Todo parece transcurrir aquí sin tropiezos y sin problemas, los tranvías circulan pintados de rojo y blanco como la bandera de la patria, la ópera está repleta, con turistas japoneses, estadunidenses, algunos italianos y alemanes y quizá también las mujeres elegantes de los capos de la mafia rusa que viven en los barrios más elegantes de la ciudad. Veo El barbero de Sevilla, de Rossini, con cantantes maravillosos, muy bien actuada, muy divertida, muy aplaudida. Paseo por el parque, recorro el Ring y el Graben o primer distrito y veo la vieja catedral de San Esteban, el recuerdo más nítido que guardaba de mi primera visita a la ciudad, con su techo cubierto de mosaicos y sus piedras sucias; luego la Iglesia Votiva tan ligada a Maximiliano de Austria, le blond Empereur qu'on fusilla la'bˆs, según los versos de Apollinaire; nuestro penacho de Moctezuma, la calle Sigmund Freud, los billetes de 50 chelines que llevan su efigie y una exposición muy bella sobre él en la Biblioteca Nacional, al lado otra sobre Felice Bauer, la novia de Kafka, la del Otro proceso de Kafka, de Canetti; cerca de allí, en la calle Dorotheum, el museo judío con una exposición sobre Karl Kraus. En la ópera La juive de Halévy y para equilibrar la próxima semana Los nibelungos, de Wagner; en el teatro, La hija del aire, de Calderón; Las Bacantes de Eurípides y una obra de Schnitzler. En el Museo de arte los Breughel y los Velázquez, en el Belvedere, Klimt y Schiele. El mes próximo estará aquí el pianista Alfred Brendel, ¡qué curioso es leer el anuncio y recordar al mismo tiempo la animadversión que le profesaba Thomas Bernhard en su novela sobre Glenn Gould!

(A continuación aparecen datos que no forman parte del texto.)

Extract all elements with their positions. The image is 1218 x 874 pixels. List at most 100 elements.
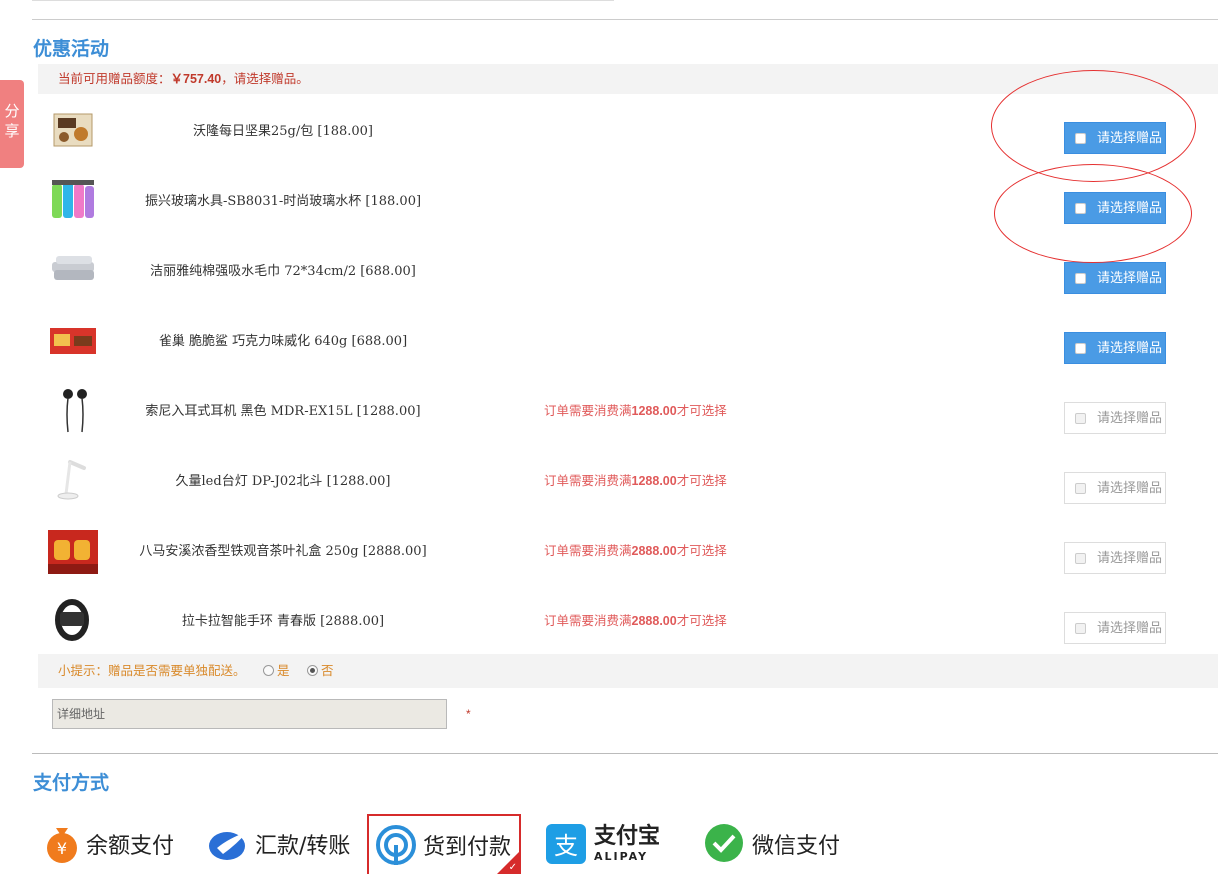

La armonía es perfecta, aquí no pasa nada: en una calle de repente, junto a una clínica donde se practican abortos (permitidos por la ley), una oficina de Pro Vida austriaca, fetos en diversos estados de su desarrollo acusan a quienes osan interrumpir el embarazo.

Nada es peligroso, ni mi resfrío que quizá muy pronto se convierta en neumonía.